"Look here, that brute's bluffing you," I would protest.

To which they would make reply, "Can you give us any scientific explanation of how a man can fake his pulse and increase his temperature to 102° by taking thought? You can't? No, we didn't suppose you could. Good day."

One person, however, I did succeed in convincing, and that was the C.O., who knew his East. "Very good," said he. "If the skunk won't be trained he shall go untrained. He sails for France with the next draft."

Nevertheless our friend did not sail with the next draft. Ten minutes after being warned for it, the old complaint caught him again, and when the band played our lads out of barracks he was snugly tucked away in sick-bay with sweet girl V.A.D.'s coaxing him to nibble a little calves-foot jelly and keep his strength up.

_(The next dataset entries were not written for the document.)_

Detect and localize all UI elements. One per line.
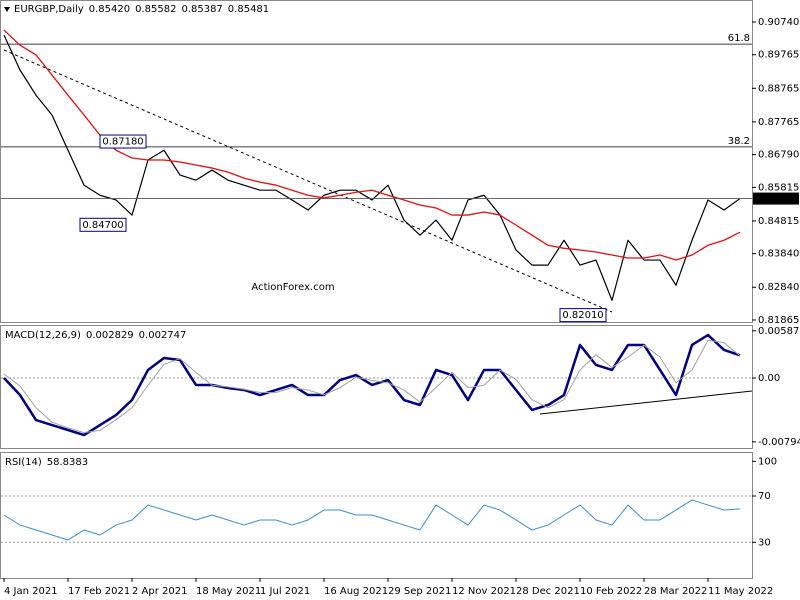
x-tick-label: 29 Sep 2021 [388, 586, 451, 597]
fib-label: 38.2 [728, 136, 750, 147]
x-tick-label: 1 Jul 2021 [260, 586, 310, 597]
header-text: 0.85481 [228, 4, 269, 15]
watermark: ActionForex.com [251, 282, 334, 293]
header-text: 0.85420 [89, 4, 130, 15]
y-tick-label: 0.87765 [758, 117, 799, 128]
last-price-box [753, 192, 799, 205]
x-tick-label: 18 May 2021 [196, 586, 261, 597]
annotation-box [79, 217, 127, 232]
panel-header: MACD(12,26,9) 0.002829 0.002747 [5, 330, 186, 341]
x-tick-label: 4 Jan 2021 [4, 586, 58, 597]
y-tick-label: 0.88765 [758, 83, 799, 94]
trend-line [3, 49, 613, 313]
x-tick-label: 2 Apr 2021 [132, 586, 187, 597]
y-tick-label: 70 [758, 491, 771, 502]
y-tick-label: 0.90740 [758, 17, 799, 28]
panel-header: EURGBP,Daily 0.85420 0.85582 0.85387 0.85481 [14, 4, 269, 15]
header-text: MACD(12,26,9) [5, 330, 81, 341]
header-text: 0.85387 [181, 4, 222, 15]
header-text: 58.8383 [47, 457, 88, 468]
header-text: 0.002747 [139, 330, 187, 341]
x-tick-label: 28 Mar 2022 [644, 586, 707, 597]
y-tick-label: 0.86790 [758, 150, 799, 161]
annotation-label: 0.84700 [82, 220, 123, 231]
series-line [3, 34, 741, 301]
x-tick-label: 11 May 2022 [708, 586, 773, 597]
x-tick-label: 28 Dec 2021 [516, 586, 580, 597]
last-price-label: 0.85481 [757, 194, 798, 205]
macd-panel [0, 325, 753, 449]
series-line [3, 29, 741, 261]
macd-trend-line [539, 390, 753, 415]
fib-label: 61.8 [728, 33, 750, 44]
annotation-label: 0.87180 [102, 137, 143, 148]
y-tick-label: 100 [758, 456, 777, 467]
header-text: EURGBP,Daily [14, 4, 84, 15]
y-tick-label: 0.00 [758, 373, 780, 384]
price-panel [0, 0, 753, 323]
header-text: RSI(14) [5, 457, 42, 468]
series-line [3, 339, 741, 434]
panel-header: RSI(14) 58.8383 [5, 457, 88, 468]
y-tick-label: 0.82840 [758, 282, 799, 293]
x-tick-label: 17 Feb 2021 [68, 586, 130, 597]
series-line [3, 333, 741, 437]
header-text: 0.85582 [135, 4, 176, 15]
y-tick-label: -0.007945 [758, 437, 800, 448]
y-tick-label: 0.81865 [758, 315, 799, 326]
menu-icon[interactable] [4, 7, 10, 12]
y-tick-label: 30 [758, 537, 771, 548]
y-tick-label: 0.005872 [758, 326, 800, 337]
y-tick-label: 0.83840 [758, 249, 799, 260]
y-tick-label: 0.84815 [758, 216, 799, 227]
header-text: 0.002829 [86, 330, 134, 341]
x-tick-label: 16 Aug 2021 [324, 586, 388, 597]
annotation-box [99, 134, 147, 149]
x-tick-label: 10 Feb 2022 [580, 586, 642, 597]
annotation-box [559, 308, 607, 323]
x-tick-label: 12 Nov 2021 [452, 586, 516, 597]
rsi-panel [0, 452, 753, 579]
y-tick-label: 0.89765 [758, 50, 799, 61]
annotation-label: 0.82010 [562, 310, 603, 321]
series-line [3, 499, 741, 541]
y-tick-label: 0.85815 [758, 182, 799, 193]
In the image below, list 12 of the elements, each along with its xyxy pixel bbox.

Nor did he figure among either of the two subsequent drafts; his malaria wouldn't hear of it.

I went back to the land of fireworks at the head of one of these drafts myself, freely admitting that John Fanshawe had the best of the joke. He waved me farewell out of the hospital window by way of emphasising this.

The Babe followed me out shortly after, bringing about fifty men with him. He strolled into Mess one evening and mentioned quite casually that The Beachcomber was in camp.

"How did you manage it?" we chorused in wonder.

"Heard the story of his leaving China and repeated the dose," the Babe replied. "Just before the draft was warned, my batman led him down to Mooney's shebeen and treated him to the run of his throat—at my expense. He came all the way as baggage."

Thus did John Fanshawe complete the second stage of his journey to the War. He did not remain with us long, however; a fortnight at the most.